His father planted his hands on either side of Byron’s head and leaned down into his face. The smell of whiskey was almost eyewatering. “You burned my property,” he crooned. “Burned that shed right to the ground. You know your mama’s trunk was in that shed? Hm? Oh yes, it was,” he said, as if Byron had tried to contradict him. “It had the clothes she brought with her from Missouri, where I met her. Had the little straw bonnet she used to put on when s
he worked in the garden. Awful vain about her pretty white skin, was your mama.” His voice trailed off, almost to a whisper, as if he’d forgotten where he was, sitting on top of his son in the cold wet of the road. Then he reared back and punched Byron in the face.
There was a white starburst in his left eye, and he felt the skin between his cheekbone and Garland’s fist split open. The second blow connected with his nose, and the pain in his head was a fiery explosion of agony. Hot blood immediately poured over his lips.
Garland lurched to his feet then, flexing his hand. “I hear you got a job mucking out horse shit for Joe Reilly,” he said, as if finishing some mundane bit of business. He bent and brushed loose mud from the wet knees of his pants, in a fussy, self-important gesture. “That’s good, boy. You got a lot of paying back to do.”
Byron curled into a ball, holding his head between his hands. The pain was so exquisite he couldn’t even moan. He lay there trying to breathe through his mouth, gagging on the taste of blood.
Garland walked toward the corner, still flexing his hand. “Be sure you work real hard,” he said.
Shu-Li came in with tea on a tray. She had twisted her hair into a bun at the back of her neck and wore small silver earrings. Rose was touched by this little change; the girl had so obviously decided to make herself look more formal, a hostess taking care of a luncheon guest. The tea soothed, was hot and good, and even the first swallow seemed to melt off a fraction of Rose’s tension. She had been concerned that Shu-Li would feel awkward with her, but she should have known better. The girl sat back, relaxed, and sipped from her own cup. She seemed so self-contained. Rose couldn’t imagine what sorts of things she had lived through, yet here she was, looking perfectly content with a perfect stranger.
“Thank you,” Rose said, and lifted her cup. “The tea is very good.”
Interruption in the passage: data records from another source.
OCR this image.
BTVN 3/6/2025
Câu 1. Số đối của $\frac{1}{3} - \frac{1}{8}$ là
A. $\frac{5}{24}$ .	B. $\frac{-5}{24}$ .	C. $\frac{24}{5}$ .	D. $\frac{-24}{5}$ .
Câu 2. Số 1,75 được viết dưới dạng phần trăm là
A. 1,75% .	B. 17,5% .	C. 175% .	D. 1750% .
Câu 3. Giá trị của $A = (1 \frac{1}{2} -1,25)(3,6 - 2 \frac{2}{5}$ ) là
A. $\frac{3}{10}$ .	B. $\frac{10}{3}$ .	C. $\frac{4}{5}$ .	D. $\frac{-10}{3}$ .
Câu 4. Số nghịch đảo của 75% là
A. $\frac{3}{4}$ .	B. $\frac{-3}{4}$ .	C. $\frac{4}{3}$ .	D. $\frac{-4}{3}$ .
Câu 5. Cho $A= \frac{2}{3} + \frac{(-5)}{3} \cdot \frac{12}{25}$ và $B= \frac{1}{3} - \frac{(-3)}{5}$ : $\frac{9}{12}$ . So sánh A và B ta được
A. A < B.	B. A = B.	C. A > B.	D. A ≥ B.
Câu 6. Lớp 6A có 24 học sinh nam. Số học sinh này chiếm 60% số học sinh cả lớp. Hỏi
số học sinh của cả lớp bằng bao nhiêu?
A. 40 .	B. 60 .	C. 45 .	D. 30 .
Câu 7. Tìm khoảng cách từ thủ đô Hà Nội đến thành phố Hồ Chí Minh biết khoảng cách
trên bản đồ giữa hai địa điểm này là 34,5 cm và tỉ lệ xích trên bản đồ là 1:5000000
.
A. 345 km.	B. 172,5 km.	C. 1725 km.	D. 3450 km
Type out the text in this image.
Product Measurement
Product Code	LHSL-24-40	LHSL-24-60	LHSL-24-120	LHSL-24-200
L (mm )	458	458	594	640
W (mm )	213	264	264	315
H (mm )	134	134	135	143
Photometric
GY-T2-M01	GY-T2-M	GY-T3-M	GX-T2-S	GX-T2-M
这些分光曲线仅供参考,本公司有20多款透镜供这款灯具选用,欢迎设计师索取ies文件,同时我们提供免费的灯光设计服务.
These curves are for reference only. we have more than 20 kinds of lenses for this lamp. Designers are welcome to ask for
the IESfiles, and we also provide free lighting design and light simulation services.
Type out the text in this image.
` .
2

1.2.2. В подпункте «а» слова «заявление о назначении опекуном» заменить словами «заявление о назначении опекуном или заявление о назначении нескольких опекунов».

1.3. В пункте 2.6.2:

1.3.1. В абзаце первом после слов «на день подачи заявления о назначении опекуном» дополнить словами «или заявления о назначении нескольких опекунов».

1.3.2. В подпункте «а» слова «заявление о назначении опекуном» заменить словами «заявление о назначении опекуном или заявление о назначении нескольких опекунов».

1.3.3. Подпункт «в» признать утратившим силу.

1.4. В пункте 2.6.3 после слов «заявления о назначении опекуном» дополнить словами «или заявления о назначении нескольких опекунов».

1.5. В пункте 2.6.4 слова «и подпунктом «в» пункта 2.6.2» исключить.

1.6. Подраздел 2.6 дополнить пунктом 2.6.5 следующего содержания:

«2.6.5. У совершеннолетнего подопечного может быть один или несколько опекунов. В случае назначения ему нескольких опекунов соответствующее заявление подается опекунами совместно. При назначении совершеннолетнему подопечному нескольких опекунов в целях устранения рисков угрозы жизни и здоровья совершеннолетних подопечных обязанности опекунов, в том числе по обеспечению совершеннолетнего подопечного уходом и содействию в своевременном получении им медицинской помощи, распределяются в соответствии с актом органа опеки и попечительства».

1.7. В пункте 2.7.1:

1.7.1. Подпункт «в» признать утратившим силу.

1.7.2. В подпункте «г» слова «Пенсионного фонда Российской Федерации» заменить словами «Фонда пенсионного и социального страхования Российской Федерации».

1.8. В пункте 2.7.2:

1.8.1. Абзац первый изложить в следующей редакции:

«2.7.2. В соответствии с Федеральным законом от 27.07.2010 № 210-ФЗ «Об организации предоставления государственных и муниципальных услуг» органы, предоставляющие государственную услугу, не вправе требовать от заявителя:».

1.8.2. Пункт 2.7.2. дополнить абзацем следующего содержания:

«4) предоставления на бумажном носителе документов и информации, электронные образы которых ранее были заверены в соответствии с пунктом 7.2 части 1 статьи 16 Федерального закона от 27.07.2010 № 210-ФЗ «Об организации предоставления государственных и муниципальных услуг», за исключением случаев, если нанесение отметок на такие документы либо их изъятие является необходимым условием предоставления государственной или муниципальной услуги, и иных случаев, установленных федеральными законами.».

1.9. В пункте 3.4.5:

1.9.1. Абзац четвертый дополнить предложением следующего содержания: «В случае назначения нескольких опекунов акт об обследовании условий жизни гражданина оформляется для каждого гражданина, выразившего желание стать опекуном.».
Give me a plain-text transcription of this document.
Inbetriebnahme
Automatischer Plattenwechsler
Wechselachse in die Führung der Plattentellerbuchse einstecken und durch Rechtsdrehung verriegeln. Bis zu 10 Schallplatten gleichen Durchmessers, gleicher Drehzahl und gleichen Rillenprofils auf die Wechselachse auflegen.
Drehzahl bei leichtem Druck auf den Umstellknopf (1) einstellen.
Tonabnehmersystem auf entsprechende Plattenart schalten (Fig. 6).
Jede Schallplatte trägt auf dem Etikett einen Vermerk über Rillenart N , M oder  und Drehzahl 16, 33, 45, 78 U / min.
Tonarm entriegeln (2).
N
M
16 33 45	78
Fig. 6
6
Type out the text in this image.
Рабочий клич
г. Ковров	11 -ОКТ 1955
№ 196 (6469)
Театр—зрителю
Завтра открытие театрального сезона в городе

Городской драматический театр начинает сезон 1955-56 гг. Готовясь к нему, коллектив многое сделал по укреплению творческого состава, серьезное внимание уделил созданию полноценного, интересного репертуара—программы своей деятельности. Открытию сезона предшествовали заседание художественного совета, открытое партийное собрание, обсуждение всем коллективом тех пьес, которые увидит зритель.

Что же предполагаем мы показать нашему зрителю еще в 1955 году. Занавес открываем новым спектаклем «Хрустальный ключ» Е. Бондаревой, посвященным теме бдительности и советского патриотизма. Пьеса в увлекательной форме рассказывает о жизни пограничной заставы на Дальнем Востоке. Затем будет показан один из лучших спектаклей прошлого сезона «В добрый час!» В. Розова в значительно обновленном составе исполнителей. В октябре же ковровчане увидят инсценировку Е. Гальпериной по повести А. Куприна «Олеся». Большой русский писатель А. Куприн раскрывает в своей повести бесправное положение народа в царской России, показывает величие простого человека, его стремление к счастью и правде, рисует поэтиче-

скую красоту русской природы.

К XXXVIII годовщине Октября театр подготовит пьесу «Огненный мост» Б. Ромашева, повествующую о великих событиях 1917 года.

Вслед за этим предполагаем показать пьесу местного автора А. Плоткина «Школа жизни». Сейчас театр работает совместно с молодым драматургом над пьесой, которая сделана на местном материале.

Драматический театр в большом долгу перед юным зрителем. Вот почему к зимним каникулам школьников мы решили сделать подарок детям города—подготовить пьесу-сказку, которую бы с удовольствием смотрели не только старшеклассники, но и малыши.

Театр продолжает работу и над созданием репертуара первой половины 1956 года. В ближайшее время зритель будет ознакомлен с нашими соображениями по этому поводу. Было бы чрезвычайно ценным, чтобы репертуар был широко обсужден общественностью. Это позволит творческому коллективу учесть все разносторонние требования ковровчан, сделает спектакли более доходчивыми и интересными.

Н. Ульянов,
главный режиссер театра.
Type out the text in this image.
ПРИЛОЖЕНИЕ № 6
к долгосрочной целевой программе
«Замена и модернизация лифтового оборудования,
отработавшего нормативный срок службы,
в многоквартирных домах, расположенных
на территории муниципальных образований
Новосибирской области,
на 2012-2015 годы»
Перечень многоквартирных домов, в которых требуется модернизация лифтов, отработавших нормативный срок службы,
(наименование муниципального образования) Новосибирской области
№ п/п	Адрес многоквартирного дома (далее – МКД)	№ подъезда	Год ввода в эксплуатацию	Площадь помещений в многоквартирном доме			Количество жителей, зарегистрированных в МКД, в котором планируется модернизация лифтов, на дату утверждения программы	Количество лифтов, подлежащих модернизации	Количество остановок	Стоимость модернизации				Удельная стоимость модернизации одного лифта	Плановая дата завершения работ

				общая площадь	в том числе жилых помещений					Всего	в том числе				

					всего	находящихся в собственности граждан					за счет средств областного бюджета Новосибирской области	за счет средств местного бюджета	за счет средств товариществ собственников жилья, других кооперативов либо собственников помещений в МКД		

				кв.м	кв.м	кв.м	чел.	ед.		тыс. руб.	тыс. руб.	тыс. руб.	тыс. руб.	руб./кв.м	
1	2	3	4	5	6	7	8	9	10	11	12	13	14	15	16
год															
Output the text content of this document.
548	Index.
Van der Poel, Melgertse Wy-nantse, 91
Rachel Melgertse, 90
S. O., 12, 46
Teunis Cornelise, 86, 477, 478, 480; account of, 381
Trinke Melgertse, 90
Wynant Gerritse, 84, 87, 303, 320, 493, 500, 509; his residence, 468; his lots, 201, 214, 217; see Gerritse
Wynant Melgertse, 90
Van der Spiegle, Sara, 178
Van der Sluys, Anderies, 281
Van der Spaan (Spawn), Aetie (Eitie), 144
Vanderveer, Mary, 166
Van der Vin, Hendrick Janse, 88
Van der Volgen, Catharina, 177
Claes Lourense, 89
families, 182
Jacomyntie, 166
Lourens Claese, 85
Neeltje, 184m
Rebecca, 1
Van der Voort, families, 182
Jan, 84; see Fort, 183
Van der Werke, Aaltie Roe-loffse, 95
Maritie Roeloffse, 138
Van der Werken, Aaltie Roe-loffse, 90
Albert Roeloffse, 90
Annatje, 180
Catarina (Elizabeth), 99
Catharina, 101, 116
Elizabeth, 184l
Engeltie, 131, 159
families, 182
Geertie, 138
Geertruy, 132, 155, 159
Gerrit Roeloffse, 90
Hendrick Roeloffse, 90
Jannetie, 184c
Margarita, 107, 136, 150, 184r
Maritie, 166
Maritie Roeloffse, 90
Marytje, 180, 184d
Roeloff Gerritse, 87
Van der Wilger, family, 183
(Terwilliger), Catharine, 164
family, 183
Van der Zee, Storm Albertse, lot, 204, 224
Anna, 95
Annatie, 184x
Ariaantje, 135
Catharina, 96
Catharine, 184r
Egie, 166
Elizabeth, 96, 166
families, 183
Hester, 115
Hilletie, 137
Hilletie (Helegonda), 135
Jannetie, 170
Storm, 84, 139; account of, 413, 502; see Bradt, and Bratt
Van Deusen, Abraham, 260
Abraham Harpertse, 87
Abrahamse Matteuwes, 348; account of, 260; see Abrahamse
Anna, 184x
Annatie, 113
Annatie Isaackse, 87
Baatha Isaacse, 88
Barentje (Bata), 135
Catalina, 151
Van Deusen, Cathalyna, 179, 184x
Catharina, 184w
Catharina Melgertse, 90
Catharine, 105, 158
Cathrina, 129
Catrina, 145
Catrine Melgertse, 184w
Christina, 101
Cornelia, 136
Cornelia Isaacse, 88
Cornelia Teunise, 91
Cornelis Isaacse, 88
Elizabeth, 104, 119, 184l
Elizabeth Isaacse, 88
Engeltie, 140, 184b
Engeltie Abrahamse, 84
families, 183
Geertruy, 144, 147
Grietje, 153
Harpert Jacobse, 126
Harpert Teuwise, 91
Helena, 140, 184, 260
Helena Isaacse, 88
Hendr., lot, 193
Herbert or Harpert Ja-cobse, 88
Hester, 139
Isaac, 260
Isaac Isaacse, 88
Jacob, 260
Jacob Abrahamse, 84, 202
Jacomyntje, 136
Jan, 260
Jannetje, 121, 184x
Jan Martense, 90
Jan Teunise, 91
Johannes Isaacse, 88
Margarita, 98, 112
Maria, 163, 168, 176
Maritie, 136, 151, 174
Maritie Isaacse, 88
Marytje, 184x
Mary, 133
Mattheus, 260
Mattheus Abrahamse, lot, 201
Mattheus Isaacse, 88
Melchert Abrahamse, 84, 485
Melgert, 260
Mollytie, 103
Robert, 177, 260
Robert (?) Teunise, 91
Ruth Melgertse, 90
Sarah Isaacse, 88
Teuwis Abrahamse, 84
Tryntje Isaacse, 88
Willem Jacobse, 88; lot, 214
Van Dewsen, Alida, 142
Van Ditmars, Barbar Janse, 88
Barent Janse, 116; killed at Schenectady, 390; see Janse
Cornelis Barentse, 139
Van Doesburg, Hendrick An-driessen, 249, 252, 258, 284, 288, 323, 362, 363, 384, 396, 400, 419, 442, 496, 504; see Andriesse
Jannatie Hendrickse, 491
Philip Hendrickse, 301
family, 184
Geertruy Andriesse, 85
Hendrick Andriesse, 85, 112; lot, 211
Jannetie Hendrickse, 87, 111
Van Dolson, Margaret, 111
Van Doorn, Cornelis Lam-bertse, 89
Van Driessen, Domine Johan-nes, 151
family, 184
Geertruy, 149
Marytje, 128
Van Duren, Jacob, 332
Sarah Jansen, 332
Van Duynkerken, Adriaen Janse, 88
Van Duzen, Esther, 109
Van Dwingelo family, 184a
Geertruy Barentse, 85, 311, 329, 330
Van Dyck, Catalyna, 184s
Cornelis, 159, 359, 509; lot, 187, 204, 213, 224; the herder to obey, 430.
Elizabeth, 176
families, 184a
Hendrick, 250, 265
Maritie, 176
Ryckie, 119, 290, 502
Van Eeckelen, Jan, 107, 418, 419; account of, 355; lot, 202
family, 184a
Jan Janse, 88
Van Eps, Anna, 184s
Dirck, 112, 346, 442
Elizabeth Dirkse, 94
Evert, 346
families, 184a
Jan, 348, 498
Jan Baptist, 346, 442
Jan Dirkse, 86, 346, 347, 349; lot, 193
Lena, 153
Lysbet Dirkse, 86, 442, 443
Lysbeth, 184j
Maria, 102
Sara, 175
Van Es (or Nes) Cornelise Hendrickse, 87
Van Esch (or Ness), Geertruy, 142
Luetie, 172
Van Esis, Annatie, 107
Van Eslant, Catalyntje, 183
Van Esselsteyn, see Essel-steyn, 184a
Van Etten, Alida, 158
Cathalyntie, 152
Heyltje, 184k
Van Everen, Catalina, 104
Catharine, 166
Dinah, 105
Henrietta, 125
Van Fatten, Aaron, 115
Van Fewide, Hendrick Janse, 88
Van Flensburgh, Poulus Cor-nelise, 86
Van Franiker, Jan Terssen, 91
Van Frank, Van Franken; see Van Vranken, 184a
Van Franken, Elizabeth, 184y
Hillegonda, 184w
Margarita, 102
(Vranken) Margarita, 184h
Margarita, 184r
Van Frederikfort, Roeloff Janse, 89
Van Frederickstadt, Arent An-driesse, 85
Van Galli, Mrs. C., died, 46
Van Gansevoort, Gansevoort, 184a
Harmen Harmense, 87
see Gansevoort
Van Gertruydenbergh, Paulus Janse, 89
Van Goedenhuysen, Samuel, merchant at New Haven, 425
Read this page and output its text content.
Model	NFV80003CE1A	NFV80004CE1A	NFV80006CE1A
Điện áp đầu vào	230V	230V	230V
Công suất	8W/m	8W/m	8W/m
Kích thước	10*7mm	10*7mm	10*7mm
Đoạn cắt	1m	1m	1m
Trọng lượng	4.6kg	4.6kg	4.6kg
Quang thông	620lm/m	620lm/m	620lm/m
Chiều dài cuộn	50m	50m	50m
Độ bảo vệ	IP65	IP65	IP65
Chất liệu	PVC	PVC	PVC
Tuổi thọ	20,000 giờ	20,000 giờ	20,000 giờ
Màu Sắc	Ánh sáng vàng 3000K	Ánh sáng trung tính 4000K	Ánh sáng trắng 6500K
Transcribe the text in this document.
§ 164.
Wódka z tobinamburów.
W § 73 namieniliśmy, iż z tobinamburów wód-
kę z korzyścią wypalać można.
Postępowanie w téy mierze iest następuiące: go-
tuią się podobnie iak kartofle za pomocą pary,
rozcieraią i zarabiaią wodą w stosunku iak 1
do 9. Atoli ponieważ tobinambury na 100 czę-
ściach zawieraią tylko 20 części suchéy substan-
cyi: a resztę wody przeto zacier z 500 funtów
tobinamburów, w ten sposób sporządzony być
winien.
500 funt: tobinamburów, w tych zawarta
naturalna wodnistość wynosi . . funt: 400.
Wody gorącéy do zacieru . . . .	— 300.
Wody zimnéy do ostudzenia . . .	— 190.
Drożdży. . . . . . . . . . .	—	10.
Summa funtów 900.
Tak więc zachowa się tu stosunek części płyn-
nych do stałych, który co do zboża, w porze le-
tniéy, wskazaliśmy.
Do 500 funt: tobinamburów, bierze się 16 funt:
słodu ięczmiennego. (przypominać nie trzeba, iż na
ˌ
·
Shu-Li smiled and took another sip. “Yes.”
Rose stood and wandered over to the small altar, carrying her cup. The fireplace was a dark mouth sitting in shadows. She touched the apples as Bai Lum had done, ran her fingertips over the red satin on the mantle. The incense had burned into tiny piles of ash. A box of matches was at hand; Rose struck one and held the yellow flame to a new stick. It started with a bright blaze, then tapered down until just the tip glowed, a tiny spark winking in the room.